If I am right, is there a more meaningful figure that would give an overall idea of a car's power, i.e., adjusted for things like weight and maybe other factors? E.g. is torque a more reliable indicator?
can anyone advise?
You're completely correct in stating that the power is only meaningful in the context of other factors, most notably weight.
bhp is a measure of power (rate of doing work). Torque is a measure of rotational force. Without getting too technical, both give some indication of the performance of an engine. Neither takes into account the other factors that would determine things like maximum speed, acceleration.
bhp typically increases with engine speed: you can therefore have a very powerful engine that unless you rev it will do very little for you. Racing cars will typically be tuned to have very high bhp, as they spend their time at maximum revs (a bit noisy and not so fuel efficient for road cars).
Torque also varies with engine speed, but to a much lesser extent. An engine with high torque will pull well from low revs (e.g. putting your foot down without changing gear, pulling well up a hill etc.), and tends to give a smoother drive.
All things being equal, engines with larger capacities tend to have higher torque: almost all sub-2 litre (petrol) engines have low torque.
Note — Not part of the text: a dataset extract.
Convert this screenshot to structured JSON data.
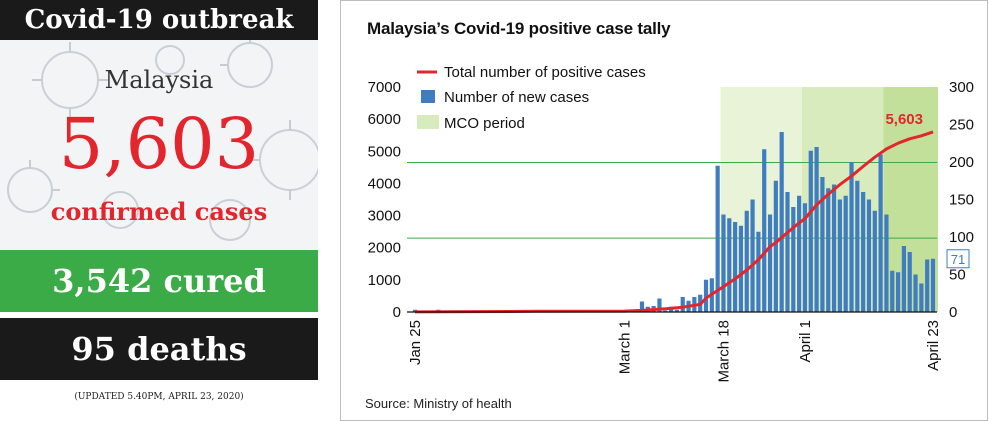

Diesel engines also have higher torque, although the effect in most is due to turbocharging, which gives the highest boost to torque possible. The problem is that diesels don't like to rev., so will tend to run out of "puff" once the revs go beyond a certain point. This is why many diesels have 6 speed gearboxes, to try and keep them in the right rev range.
This is starting to get a bit obscure, so to try and summarise:
- both torque and power measure different aspects of an engine's performance
- they each have different characteristics: "boy racers" like high bhp, everyone else likes high torque (even if they don't realise it)
- neither gives a complete picture to expected performance
Personally, the figure I'd tend to use for overall real-world performance (the usual top speed and 0-60 acceleration figuers quoted aren't that meaningful) would be the time taken to accelerate from say 30 to 50mph, both in-gear and with gear changing. You can usually get this, or something like it, from the various car mags.